Für die Arten Red Snapper, Doppelfleckschnapper und Kupferschnapper konnten jeweils zwei verschiedene LAMP-Systeme entworfen werden, die durch Zugabe des Farbstoffes Hydroxynaphtholblau (HNB) zum Reaktionsansatz anhand eines mit dem bloßen Auge sichtbaren Farbumschlags und/oder die Anwendung eines kommerziellen Teststreifens (GenLine HybriDetect 2T; Milenia Biotec) ausgewertet werden können. Die Analytik ist einfach durchzuführen und an Geräten wird außer einem Pipettensatz nur ein Heizblock benötigt. Insgesamt dauert die Analytik mit einer für die Extraktion der DNA aus der Probe vorgeschalteten Schnellmethode unter zwei Stunden. Mit einer konventionellen DNA-Extraktionsmethode beträgt die Zeitdauer der Methode entsprechend länger. Die Spezifität von vier der sechs entworfenen LAMP-Systeme wurde mit Probenmaterial der drei Zielarten (34 Tests, 100 % richtig-positive Ergebnisse) sowie weiterer 22 Spezies aus der Ordnung der Barschartigen (Perciformes) überprüft. Dabei reagierte das Red Snapper-spezifische LAMP-System auch mit drei von sechs Proben einer sehr eng verwandten Art, die nur auf Gattungsebene als Lutjanus sp. bestimmt werden konnte. Eines der beiden für den Kupferschnapper entworfenen Systeme wies auch bei einer von zwei untersuchten Papageifischproben ein falsch-positives Ergebnis auf. Alle weiteren getesteten Nichtzielart-Proben zeigten keinen Farbumschlag bzw. keine Reaktion an der LFD-Testbande (insgesamt 151 Tests, 97,4 % richtig-negative Ergebnisse).

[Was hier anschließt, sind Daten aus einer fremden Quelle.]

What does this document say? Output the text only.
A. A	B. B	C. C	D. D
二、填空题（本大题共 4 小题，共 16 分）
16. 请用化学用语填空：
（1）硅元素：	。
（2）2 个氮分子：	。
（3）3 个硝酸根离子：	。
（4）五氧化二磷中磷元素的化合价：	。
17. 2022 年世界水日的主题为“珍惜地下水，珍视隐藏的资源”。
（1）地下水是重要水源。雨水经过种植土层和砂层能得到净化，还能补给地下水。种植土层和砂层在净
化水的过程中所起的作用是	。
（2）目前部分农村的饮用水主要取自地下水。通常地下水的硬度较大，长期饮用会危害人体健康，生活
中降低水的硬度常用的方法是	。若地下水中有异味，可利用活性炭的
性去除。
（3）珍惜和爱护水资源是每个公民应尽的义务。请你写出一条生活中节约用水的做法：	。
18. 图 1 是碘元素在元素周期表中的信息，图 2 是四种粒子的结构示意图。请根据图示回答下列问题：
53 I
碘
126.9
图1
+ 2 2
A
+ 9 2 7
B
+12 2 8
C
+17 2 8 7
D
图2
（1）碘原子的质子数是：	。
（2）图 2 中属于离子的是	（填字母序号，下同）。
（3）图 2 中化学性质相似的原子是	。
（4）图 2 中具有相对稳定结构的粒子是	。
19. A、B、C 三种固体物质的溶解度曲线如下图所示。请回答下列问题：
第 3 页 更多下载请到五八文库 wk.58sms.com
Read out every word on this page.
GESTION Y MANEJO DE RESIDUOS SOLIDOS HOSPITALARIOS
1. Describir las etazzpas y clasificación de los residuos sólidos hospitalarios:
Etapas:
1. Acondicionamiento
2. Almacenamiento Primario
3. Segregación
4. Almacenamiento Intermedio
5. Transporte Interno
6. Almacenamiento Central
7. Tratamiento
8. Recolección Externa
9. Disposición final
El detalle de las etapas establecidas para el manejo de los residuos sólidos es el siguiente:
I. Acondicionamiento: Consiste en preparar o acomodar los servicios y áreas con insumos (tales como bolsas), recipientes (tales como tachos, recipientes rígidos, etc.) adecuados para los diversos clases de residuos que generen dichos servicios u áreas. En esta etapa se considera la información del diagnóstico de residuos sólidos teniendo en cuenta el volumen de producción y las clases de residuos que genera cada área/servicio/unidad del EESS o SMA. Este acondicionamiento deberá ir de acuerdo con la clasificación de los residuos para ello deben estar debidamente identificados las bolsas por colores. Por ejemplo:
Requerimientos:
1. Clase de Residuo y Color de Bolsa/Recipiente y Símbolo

Die Sensitivität wurde auf 10 pg an eingesetzter DNA-Menge eingeschätzt. Bei der Anwendung von kommerziellen Schnellmethoden zur DNA-Extraktion, bei denen die Konzentration der extrahierten DNA nicht bestimmt wird, kam es zusätzlich bei einer der beiden untersuchten Kupferschnapper-spezifischen LAMP-Systems zu falsch-positiven Ergebnissen bei einer Nichtzielart (Lutjanus sp.), die vorab negative Ergebnisse gezeigt hatte. Hier wird vermutet, dass die eingesetzte DNA-Konzentration eine entscheidende Rolle für die Spezifität der Systeme spielt. Bei der Untersuchung von typischen Red Snapper-Marktproben (bezogen von Internethändlern) reagierten die Red Snapper- und Doppelfleckschnapper-spezifischen LAMP-Systeme richtigerweise mit keiner der Proben. Das verwendete Kupferschnapper-spezifische LAMP-System zeigte drei richtig-positive aber auch zwei falsch-positive Reaktionsergebnisse (bei zwei von vier Lutjanus johnii-Exemplaren). Durch eine Optimierung der Reaktionstemperatur konnten diese unspezifischen Reaktionen jedoch bei Wiederholungsexperimenten unterbunden werden.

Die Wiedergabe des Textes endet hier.